Non-cirrhotic hepatocellular carcinoma in chronic viral hepatitis: Current insights and advancements

Abstract

Primary liver cancers carry significant morbidity and mortality. Hepatocellular carcinoma (HCC) develops within the hepatic parenchyma and is the most common malignancy originating from the liver. Although 80% of HCCs develop within background cirrhosis, 20% may arise in a non-cirrhotic milieu and are referred to non-cirrhotic-HCC (NCHCC). NCHCC is often diagnosed late due to lack of surveillance. In addition, the rising prevalence of non-alcoholic fatty liver disease and diabetes mellitus have increased the risk of developing HCC on non-cirrhotic patients. Viral infections such as chronic Hepatitis B and less often chronic hepatitis C with advance fibrosis are associated with NCHCC. NCHCC individuals may have Hepatitis B core antibodies and occult HBV infection, signifying the role of Hepatitis B infection in NCHCC. Given the effectiveness of current antiviral therapies, surgical techniques and locoregional treatment options, nowadays such patients have more options and potential for cure. However, these lesions need early identification with diagnostic models and multiple surveillance strategies to improve overall outcomes. Better understanding of the NCHCC risk factors, tumorigenesis, diagnostic tools and treatment options are critical to improving prognosis and overall outcomes on these patients. In this review, we aim to discuss NCHCC epidemiology, risk factors, and pathogenesis, and elaborate on NCHCC diagnosis and treatment strategies.

Keywords: Cirrhosis; Hepatic fibrosis; Hepatitis B virus; Hepatitis C virus; Hepatocellular carcinoma; Hepatoma; Liver cancer; Liver resection; Liver transplantation; Non-alcoholic liver disease; Primary liver cancer.

Figure 1

Mechanisms of oncogenesis in hepatitis B virus induced non-cirrhotic hepatocellular carcinoma.
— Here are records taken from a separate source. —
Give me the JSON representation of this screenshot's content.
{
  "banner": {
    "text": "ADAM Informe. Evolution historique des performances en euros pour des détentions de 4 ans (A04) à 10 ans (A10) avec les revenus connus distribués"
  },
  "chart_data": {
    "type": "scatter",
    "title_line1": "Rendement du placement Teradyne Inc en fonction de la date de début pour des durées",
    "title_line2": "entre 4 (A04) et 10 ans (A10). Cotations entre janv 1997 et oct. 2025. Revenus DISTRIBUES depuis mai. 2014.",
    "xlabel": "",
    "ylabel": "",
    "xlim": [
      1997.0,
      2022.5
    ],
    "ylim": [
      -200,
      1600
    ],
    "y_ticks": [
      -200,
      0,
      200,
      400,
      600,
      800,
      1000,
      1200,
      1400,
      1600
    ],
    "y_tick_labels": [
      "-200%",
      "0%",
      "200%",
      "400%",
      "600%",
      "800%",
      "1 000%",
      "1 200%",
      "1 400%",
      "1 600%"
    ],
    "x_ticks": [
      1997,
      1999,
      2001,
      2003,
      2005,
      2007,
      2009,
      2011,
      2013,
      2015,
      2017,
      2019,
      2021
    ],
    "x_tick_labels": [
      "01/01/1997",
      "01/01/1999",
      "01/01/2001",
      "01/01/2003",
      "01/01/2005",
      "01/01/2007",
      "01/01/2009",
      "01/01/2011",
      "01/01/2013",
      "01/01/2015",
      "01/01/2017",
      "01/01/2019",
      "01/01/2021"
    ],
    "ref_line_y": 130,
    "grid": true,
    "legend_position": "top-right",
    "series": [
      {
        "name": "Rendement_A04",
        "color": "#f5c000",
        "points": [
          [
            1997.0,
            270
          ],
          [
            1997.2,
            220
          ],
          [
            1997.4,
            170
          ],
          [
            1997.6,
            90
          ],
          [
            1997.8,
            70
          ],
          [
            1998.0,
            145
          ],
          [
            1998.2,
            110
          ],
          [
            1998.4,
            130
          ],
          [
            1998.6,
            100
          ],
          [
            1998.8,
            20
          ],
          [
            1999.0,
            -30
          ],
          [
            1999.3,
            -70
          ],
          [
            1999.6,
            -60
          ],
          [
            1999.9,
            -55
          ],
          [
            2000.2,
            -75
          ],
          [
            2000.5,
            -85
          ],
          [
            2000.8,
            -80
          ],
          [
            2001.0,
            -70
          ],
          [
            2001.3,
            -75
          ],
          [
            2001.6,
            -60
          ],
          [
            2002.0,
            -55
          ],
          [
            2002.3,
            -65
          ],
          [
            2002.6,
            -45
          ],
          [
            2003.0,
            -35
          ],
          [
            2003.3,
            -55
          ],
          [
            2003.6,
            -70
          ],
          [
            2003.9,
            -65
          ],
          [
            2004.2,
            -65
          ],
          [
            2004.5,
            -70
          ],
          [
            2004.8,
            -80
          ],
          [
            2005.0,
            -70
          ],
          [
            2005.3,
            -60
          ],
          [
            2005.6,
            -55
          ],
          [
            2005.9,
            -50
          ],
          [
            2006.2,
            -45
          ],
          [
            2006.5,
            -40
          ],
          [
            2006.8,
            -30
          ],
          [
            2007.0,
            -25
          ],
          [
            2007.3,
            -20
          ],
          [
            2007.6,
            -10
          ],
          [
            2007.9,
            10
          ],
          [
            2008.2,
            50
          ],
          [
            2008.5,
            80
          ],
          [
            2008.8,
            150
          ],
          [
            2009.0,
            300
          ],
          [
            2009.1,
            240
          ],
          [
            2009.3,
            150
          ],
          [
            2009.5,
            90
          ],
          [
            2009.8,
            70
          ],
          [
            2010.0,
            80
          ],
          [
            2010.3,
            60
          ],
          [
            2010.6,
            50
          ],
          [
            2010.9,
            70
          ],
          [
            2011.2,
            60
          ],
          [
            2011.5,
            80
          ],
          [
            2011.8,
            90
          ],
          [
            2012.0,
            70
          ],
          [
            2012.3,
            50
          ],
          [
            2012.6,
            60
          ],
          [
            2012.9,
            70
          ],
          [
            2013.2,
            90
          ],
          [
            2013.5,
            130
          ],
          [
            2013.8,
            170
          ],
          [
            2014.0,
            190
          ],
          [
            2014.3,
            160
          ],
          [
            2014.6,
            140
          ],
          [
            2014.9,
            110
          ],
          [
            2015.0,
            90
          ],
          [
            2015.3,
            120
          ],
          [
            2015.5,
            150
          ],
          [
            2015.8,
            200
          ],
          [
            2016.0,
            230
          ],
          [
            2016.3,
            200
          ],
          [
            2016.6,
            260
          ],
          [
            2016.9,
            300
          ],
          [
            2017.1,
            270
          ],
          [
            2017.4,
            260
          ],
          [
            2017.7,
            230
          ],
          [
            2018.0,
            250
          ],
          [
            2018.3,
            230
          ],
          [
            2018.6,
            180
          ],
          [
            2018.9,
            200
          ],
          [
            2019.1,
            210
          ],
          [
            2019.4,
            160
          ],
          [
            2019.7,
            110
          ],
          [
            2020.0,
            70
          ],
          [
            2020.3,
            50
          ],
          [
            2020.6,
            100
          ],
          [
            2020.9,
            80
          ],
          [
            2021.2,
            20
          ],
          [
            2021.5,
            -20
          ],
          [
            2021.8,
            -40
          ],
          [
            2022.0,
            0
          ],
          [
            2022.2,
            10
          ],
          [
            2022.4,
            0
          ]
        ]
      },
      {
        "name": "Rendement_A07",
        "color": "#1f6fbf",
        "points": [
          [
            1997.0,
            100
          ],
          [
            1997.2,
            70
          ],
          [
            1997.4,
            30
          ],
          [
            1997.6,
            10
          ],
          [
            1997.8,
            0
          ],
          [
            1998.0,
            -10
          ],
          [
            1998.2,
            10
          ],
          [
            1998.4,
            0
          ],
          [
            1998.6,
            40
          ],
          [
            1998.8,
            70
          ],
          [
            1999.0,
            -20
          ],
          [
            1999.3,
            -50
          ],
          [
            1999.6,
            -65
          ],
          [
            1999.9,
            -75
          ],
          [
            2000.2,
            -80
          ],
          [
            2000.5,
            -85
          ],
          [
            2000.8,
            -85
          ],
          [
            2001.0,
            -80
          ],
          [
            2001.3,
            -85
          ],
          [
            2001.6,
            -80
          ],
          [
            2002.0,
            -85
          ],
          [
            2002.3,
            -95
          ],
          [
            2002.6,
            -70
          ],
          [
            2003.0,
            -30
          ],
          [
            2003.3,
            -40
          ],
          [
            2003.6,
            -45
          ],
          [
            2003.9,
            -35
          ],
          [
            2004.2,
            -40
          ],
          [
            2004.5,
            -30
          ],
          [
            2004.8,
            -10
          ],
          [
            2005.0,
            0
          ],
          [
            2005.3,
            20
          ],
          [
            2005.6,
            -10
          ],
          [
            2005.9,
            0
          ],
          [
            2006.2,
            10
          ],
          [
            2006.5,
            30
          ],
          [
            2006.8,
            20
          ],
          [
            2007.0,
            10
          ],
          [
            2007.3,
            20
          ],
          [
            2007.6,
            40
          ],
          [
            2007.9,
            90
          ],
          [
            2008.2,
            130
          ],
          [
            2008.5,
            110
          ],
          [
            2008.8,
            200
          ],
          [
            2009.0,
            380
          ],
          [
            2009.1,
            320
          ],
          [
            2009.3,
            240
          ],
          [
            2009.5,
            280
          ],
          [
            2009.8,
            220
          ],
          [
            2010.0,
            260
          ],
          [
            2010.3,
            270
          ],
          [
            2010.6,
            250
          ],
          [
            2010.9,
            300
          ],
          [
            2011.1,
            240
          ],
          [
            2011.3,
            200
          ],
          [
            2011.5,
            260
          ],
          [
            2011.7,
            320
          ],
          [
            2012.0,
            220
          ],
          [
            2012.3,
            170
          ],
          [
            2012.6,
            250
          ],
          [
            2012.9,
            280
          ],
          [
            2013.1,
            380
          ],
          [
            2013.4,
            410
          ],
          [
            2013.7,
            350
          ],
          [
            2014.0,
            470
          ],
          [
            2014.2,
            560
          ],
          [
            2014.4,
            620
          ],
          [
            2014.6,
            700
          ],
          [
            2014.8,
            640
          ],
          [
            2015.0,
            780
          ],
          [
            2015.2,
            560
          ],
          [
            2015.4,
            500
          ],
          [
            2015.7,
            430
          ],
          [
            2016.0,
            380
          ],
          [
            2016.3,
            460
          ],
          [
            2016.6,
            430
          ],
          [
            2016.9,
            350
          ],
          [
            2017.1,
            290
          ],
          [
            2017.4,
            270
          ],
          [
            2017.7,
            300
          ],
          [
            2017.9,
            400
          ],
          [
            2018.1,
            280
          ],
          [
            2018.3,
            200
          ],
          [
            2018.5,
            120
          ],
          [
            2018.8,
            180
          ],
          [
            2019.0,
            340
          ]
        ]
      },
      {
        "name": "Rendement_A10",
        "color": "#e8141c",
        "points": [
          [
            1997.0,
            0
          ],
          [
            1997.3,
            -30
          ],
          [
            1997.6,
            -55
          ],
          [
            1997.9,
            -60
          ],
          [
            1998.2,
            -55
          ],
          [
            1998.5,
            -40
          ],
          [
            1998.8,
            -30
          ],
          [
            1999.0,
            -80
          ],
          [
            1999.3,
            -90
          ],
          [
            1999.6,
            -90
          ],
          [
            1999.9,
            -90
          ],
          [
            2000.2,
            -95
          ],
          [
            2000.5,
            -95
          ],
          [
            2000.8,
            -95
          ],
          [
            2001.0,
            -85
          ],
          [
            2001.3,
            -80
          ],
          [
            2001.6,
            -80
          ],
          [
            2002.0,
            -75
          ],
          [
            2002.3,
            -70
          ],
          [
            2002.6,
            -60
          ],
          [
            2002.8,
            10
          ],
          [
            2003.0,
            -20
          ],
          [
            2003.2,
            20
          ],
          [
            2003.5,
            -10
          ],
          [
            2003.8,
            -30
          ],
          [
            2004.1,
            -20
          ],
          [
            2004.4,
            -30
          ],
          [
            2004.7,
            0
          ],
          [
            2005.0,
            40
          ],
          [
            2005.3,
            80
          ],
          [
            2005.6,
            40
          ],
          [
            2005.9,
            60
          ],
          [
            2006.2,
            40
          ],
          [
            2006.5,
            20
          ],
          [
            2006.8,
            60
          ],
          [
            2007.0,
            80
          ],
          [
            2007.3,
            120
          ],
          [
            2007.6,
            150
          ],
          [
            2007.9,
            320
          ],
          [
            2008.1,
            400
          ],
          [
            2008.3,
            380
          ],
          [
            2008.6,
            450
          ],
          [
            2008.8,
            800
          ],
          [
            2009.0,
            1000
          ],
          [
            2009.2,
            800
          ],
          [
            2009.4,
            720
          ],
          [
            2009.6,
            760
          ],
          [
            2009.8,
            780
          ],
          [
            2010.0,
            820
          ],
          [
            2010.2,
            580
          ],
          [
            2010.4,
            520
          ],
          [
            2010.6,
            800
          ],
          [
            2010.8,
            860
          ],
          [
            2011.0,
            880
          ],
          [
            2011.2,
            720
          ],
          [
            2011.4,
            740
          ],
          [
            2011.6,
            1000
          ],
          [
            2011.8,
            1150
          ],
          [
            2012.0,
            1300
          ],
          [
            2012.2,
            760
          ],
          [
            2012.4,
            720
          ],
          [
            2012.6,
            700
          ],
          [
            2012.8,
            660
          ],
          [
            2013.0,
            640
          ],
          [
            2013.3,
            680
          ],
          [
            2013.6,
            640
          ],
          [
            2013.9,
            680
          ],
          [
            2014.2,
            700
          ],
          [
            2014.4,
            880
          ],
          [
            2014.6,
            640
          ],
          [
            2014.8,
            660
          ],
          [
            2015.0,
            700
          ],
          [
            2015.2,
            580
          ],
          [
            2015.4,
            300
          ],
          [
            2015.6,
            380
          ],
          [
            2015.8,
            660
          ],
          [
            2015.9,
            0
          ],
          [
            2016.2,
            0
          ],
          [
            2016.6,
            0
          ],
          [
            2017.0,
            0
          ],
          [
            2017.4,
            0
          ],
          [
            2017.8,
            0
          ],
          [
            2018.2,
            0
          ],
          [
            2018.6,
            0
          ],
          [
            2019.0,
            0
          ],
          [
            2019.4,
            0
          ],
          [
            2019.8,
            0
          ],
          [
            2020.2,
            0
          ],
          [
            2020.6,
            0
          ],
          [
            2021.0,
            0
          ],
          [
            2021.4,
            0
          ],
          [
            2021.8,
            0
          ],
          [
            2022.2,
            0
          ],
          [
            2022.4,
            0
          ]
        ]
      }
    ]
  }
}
Entry of hepatitis B virus (HBV) virion into hepatocytes results incorporation of DNA into the host genome resulting in covalently closed circular DNA. Integration of HBV DNA leads to expression of multiple stem cell markers. These markers differ based on the region of the HBV genome (preS1, S, core, X). Three mechanisms of oncogenesis with insertional mutagenesis, chromosomal instability and mutant protein formation shown. HBV: Hepatitis B virus; NTCP: Na+-taurocholate co-transporting polypeptide; cccDNA: Covalently closed circular DNA; EpCAM: Epithelial cell adhesion molecule; OCT4: Octamer-binding transcription factor 4; Nanog: Homeobox protein; CK19: Cytokeratin 19; CD: Cluster of differentiation; TERT: Telomerase reverse transcriptase; MLL4: Myeloid lymphoid leukemia 4; CKD15: Cyclin dependent kinase 15; NCHCC: Noncirrhotic hepatocellular carcinoma.

Figure 2

Mechanisms of oncogenesis in hepatitis C virus induced non-cirrhotic hepatocellular carcinoma. Entry of single stranded hepatitis C virus (HBV) RNA into hepatocytes leads to expression of multiple oncogenic proteins. The core section and NS5A sections of the HCV genome produces c-Kit and Nanog-CD133 proteins respectively. HCV infected hepatocytes can lead to sphere formation, sub-genomic replication formation and multiple other mechanism are noted in the schema. Ss: Single stranded; NS: Non-structural; c-Kit: Proto-oncogene, Cam Kinase-like-1; Lgr5: Leucine rich G-protein receptor; CD: Cluster of differentiation; Lin28: RNA binding protein; CK19: Cytokeratin 19; AFP: Alfa fetoprotein; TLR4: Toll-like receptor 4; TGFβ-1: Transforming growth factor-1; NCHCC: Noncirrhotic hepatocellular carcinoma.